Search code examples
rtmtabulizer

Extract list based on string with tabulizer package


Extracting the quarterly income statement with the tabulizer package and converting it to tabular form.

# 2017 Q3 Report
telia_url = "http://www.teliacompany.com/globalassets/telia-
company/documents/reports/2017/q3/telia-company-q3-2017-en"
telialists = extract_tables(telia_url)
teliatest1 = as.data.frame(telialists[22])

#2009 Q3#
telia_url2009 = "http://www.teliacompany.com/globalassets/telia-
company/documents/reports/2009/q3/teliasonera-q3-2009-report-en.pdf"
telialists2009 = extract_tables(telia_url2009)
teliatest2 = as.data.frame(telialists2009[9])

Interested only in the Condensed Consolidated Statements of Comprehensive Income table. This string is exact or very similar for all historical reports.

Above, for the 2017 report, list #22 was the correct table.
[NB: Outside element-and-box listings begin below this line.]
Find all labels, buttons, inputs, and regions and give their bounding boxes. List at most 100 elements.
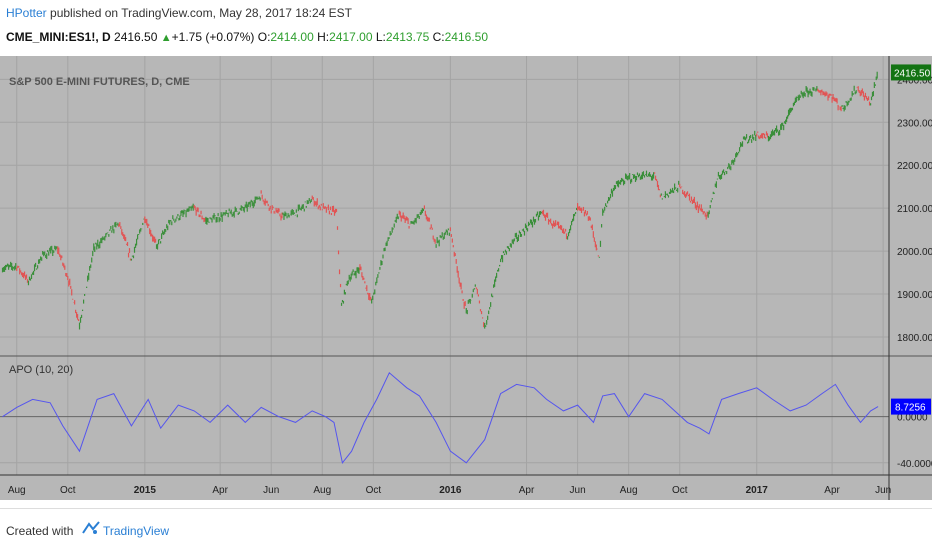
price-segment: [525, 211, 543, 232]
price-tick-label: 2100.00: [897, 204, 932, 215]
tradingview-logo-icon[interactable]: [82, 520, 100, 536]
price-segment: [541, 209, 552, 225]
price-segment: [628, 172, 641, 184]
price-segment: [756, 131, 769, 140]
time-tick-label: 2017: [746, 485, 769, 496]
open-value: 2414.00: [270, 30, 314, 44]
price-last-tag: [891, 64, 931, 81]
apo-plot: [2, 371, 879, 464]
price-segment: [435, 228, 450, 248]
price-tick-label: 2400.00: [897, 75, 932, 86]
publish-info: HPotter published on TradingView.com, Ma…: [6, 6, 352, 20]
price-segment: [384, 213, 399, 251]
price-segment: [219, 205, 245, 222]
price-segment: [130, 218, 145, 261]
price-tick-label: 2200.00: [897, 161, 932, 172]
time-tick-label: Apr: [824, 485, 840, 496]
symbol-label[interactable]: CME_MINI:ES1!, D: [6, 30, 111, 44]
price-segment: [78, 250, 94, 330]
indicator-tick-label: 0.0000: [897, 413, 928, 424]
price-segment: [42, 245, 58, 260]
indicator-title: APO (10, 20): [9, 364, 73, 376]
price-segment: [144, 216, 157, 243]
apo-line: [2, 371, 879, 464]
price-segment: [817, 88, 832, 101]
price-segment: [465, 284, 476, 315]
author-link[interactable]: HPotter: [6, 6, 47, 20]
up-arrow-icon: ▲: [160, 32, 172, 44]
price-segment: [588, 216, 599, 257]
price-tick-label: 2000.00: [897, 247, 932, 258]
price-segment: [282, 209, 296, 220]
price-segment: [193, 204, 206, 223]
price-segment: [27, 256, 43, 286]
price-segment: [67, 275, 80, 322]
price-segment: [57, 246, 68, 277]
price-segment: [716, 163, 731, 180]
indicator-tick-label: -40.0000: [897, 459, 932, 470]
footer: Created with TradingView: [0, 508, 932, 551]
price-segment: [707, 181, 717, 218]
price-segment: [793, 90, 806, 106]
price-plot: [1, 71, 878, 330]
indicator-last-tag: [891, 398, 931, 415]
time-tick-label: Oct: [366, 485, 382, 496]
price-segment: [613, 173, 629, 191]
price-segment: [1, 261, 17, 273]
price-segment: [690, 196, 708, 220]
price-tick-label: 1900.00: [897, 290, 932, 301]
price-change: +1.75 (+0.07%): [171, 30, 255, 44]
price-segment: [805, 85, 818, 98]
created-with-text: Created with: [6, 524, 74, 538]
price-segment: [679, 183, 692, 203]
indicator-axis[interactable]: 0.0000 -40.0000: [897, 413, 932, 470]
price-segment: [93, 221, 119, 252]
price-segment: [371, 248, 385, 304]
price-segment: [118, 222, 132, 261]
price-segment: [321, 203, 337, 216]
price-segment: [511, 223, 527, 245]
price-segment: [576, 203, 589, 221]
price-segment: [205, 213, 220, 225]
price-segment: [841, 85, 857, 112]
price-segment: [475, 287, 485, 328]
price-segment: [730, 142, 743, 171]
price-segment: [782, 102, 795, 131]
indicator-last-value: 8.7256: [895, 403, 926, 414]
price-segment: [499, 243, 512, 263]
price-axis[interactable]: 2400.00 2300.00 2200.00 2100.00 2000.00 1900.…: [897, 75, 932, 344]
time-tick-label: 2015: [134, 485, 157, 496]
last-value-tags: 2416.50 8.7256: [891, 64, 931, 415]
close-label: C:: [432, 30, 445, 44]
time-axis[interactable]: Aug Oct 2015 Apr Jun Aug Oct 2016 Apr Jun Aug Oct 20…: [8, 485, 891, 496]
price-segment: [340, 281, 348, 306]
price-segment: [270, 205, 283, 221]
chart-area[interactable]: S&P 500 E-MINI FUTURES, D, CME APO (10, …: [0, 56, 932, 500]
price-segment: [602, 187, 615, 216]
tradingview-brand-link[interactable]: TradingView: [103, 524, 170, 538]
price-segment: [831, 94, 842, 112]
high-value: 2417.00: [329, 30, 373, 44]
main-chart-title: S&P 500 E-MINI FUTURES, D, CME: [9, 76, 190, 88]
time-tick-label: Jun: [570, 485, 586, 496]
price-segment: [170, 203, 194, 226]
price-segment: [155, 219, 171, 250]
close-value: 2416.50: [444, 30, 489, 44]
price-segment: [869, 71, 878, 106]
price-segment: [335, 208, 342, 288]
last-price: 2416.50: [114, 30, 158, 44]
low-value: 2413.75: [385, 30, 430, 44]
time-tick-label: Jun: [263, 485, 279, 496]
price-segment: [449, 227, 462, 290]
time-tick-label: Oct: [60, 485, 76, 496]
price-segment: [598, 224, 603, 258]
high-label: H:: [317, 30, 330, 44]
time-tick-label: Aug: [620, 485, 638, 496]
price-segment: [347, 267, 360, 285]
price-segment: [767, 122, 783, 142]
price-segment: [244, 196, 261, 212]
price-tick-label: 2300.00: [897, 118, 932, 129]
price-segment: [639, 170, 655, 181]
price-segment: [484, 264, 501, 329]
grid-lines: [0, 56, 889, 475]
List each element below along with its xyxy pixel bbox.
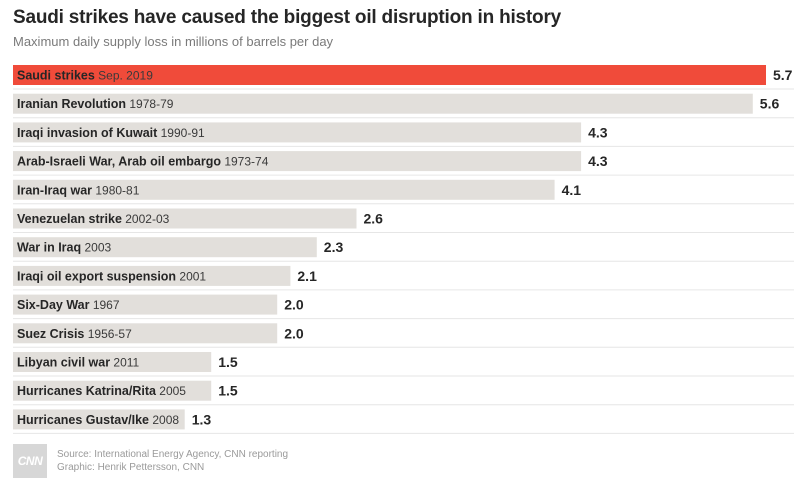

However, since 2009 report had a different layout, #9 was the correct for that particular report.

What would be a clever solution to make this function dynamic, depending on where the string (or substring) of "Condensed Consolidated Statements of Comprehensive Income" is located?

Perhaps using the tm package to find the relative position?

Thanks


Solution

  • You could use pdftools to find the page you're interested in.

    For instance a function like this one should do the job:

    get_table <- function(url) {
      txt <- pdftools::pdf_text(url)
      p <- grep("condensed consolidated statements.{0,10}comprehensive income", 
                txt,
                ignore.case = TRUE)[1]
      L <- tabulizer::extract_tables(url, pages = p)
      i <- which.max(lengths(L))
      data.frame(L[[i]])
    }
    

    The first step is to read all the pages in the character vector txt. Then grep allows you to find the first page looking like the one you want (I inserted .{0,10} to allow a maximum of ten characters like spaces or newlines in the middle of the title).

    Using tabulizer, you can extract the list L of all tables located on this page, which should be much faster than extracting all the tables of the document, as you did. Your table is probably the biggest on that page, hence the which.max.